Gambia tetap mempertahankan larangan pemotongan alat kelamin wanita setelah takut akan dicabut

Anggota Majelis Nasional Gambia pada hari Senin menolak sebuah undang-undang yang akan mencabut larangan sunat perempuan, menandai kemenangan bagi para advokat hak perempuan di negara Afrika Barat ini setelah hampir setahun penuh perdebatan sengit.

Anggota Majelis Nasional Gambia menolak setiap pasal dalam undang-undang tersebut sehingga tidak akan ada lagi yang tersisa untuk pemungutan suara final, yang seharusnya dijadwalkan pada 24 Juli.

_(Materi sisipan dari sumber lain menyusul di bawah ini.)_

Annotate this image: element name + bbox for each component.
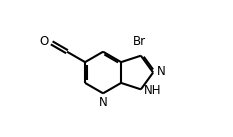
Text: N: N: [99, 96, 107, 109]
Text: NH: NH: [144, 84, 162, 97]
Text: Br: Br: [133, 35, 146, 48]
Text: N: N: [157, 65, 165, 78]
Text: O: O: [40, 35, 49, 48]
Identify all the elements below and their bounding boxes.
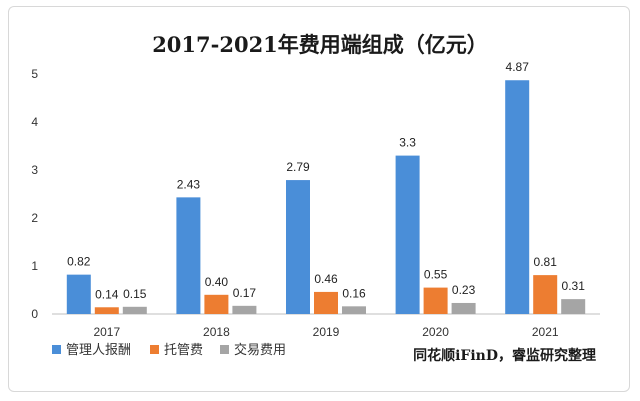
bar-trading-cost [122,306,147,314]
bar-trading-cost [232,305,257,314]
bar-custody-fee [423,287,448,314]
bar-custody-fee [94,307,119,314]
data-label: 0.82 [67,255,91,269]
data-label: 0.40 [205,275,229,289]
y-tick-label: 2 [31,211,38,225]
bar-manager-fee [176,197,201,314]
bar-custody-fee [314,291,338,314]
data-label: 0.17 [233,286,257,300]
bar-trading-cost [451,302,476,314]
bar-custody-fee [204,294,229,314]
bar-custody-fee [533,275,558,314]
data-label: 0.16 [342,286,366,300]
bar-manager-fee [505,80,530,315]
y-tick-label: 4 [31,115,38,129]
bar-manager-fee [286,180,310,314]
x-tick-label: 2017 [93,325,120,339]
bar-trading-cost [342,306,366,314]
x-tick-label: 2019 [313,325,340,339]
y-tick-label: 3 [31,163,38,177]
data-label: 2.79 [286,160,310,174]
data-label: 3.3 [399,136,416,150]
legend-swatch [52,345,61,354]
data-labels: 0.82 0.14 0.15 2.43 0.40 0.17 2.79 0.46 0.16 3.3 0… [67,60,585,301]
bar-trading-cost [561,299,586,314]
data-label: 2.43 [177,177,201,191]
legend-label: 管理人报酬 [66,342,131,357]
x-tick-label: 2020 [422,325,449,339]
data-label: 0.14 [95,287,119,301]
data-label: 0.55 [424,268,448,282]
data-label: 4.87 [506,60,530,74]
source-note: 同花顺iFinD，睿监研究整理 [413,347,596,364]
chart-title: 2017-2021年费用端组成（亿元） [152,32,488,57]
data-label: 0.23 [452,283,476,297]
bar-manager-fee [395,155,420,314]
x-tick-label: 2021 [532,325,559,339]
x-tick-label: 2018 [203,325,230,339]
legend-label: 交易费用 [234,342,286,357]
data-label: 0.46 [314,272,338,286]
y-axis-ticks: 0 1 2 3 4 5 [31,67,38,321]
bar-manager-fee [66,274,91,314]
bars [66,80,586,315]
x-axis-ticks: 2017 2018 2019 2020 2021 [93,325,558,339]
legend-swatch [220,345,229,354]
legend: 管理人报酬 托管费 交易费用 [52,342,286,357]
legend-swatch [150,345,159,354]
data-label: 0.31 [562,279,586,293]
y-tick-label: 1 [31,259,38,273]
data-label: 0.81 [534,255,558,269]
y-tick-label: 0 [31,307,38,321]
y-tick-label: 5 [31,67,38,81]
data-label: 0.15 [123,287,147,301]
legend-label: 托管费 [164,342,203,357]
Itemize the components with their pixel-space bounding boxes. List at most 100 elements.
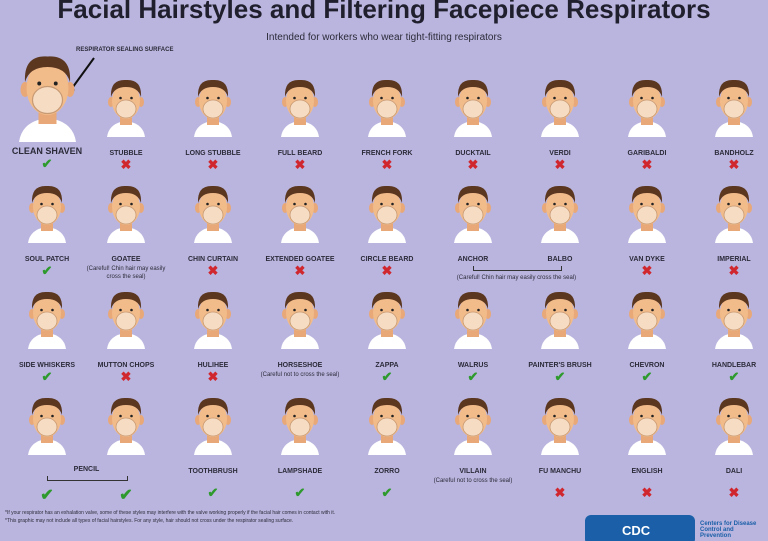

Hal ini merupakan keputusan yang berbeda dari keputusan mereka pada bulan Maret, ketika mayoritas besar anggota memberikan suara untuk melanjutkan undang-undang tersebut, memicu keprihatinan luas bahwa Gambia bisa menjadi negara pertama di dunia yang mengurangi perlindungan semacam itu.

Dalam beberapa bulan terakhir, para aktivis, dokter, dan korban telah melakukan kampanye edukasi besar-besaran tentang praktik ini, yang secara luas dianggap oleh para profesional medis sebagai tidak perlu dan berpotensi berbahaya.

Secara global, lebih dari 200 juta perempuan dan gadis diperkirakan menjadi korban sunat perempuan, yang dapat melibatkan pengangkatan sebagian klitoris dan labia minora, dan dalam kasus paling ekstrem, penyumbatan pembukaan vagina.

“Kami menang,” kata Jaha Dukureh, seorang aktivis Gambia saat dia berdiri di luar parlemen setelah keputusan tersebut. “Kami berdiri di sisi yang benar dalam sejarah. Dan terlepas dari ancaman yang kami hadapi, kami tetap teguh.”

Dapatkan Pembaruan:
Kisah-kisah untuk menjaga Anda tetap terinformasi.

Para perempuan memeluk dan menari di luar Majelis Nasional. “Kami bisa bernapas sekarang,” kata seorang wanita muda ketika dia bergandengan tangan dengan yang lain.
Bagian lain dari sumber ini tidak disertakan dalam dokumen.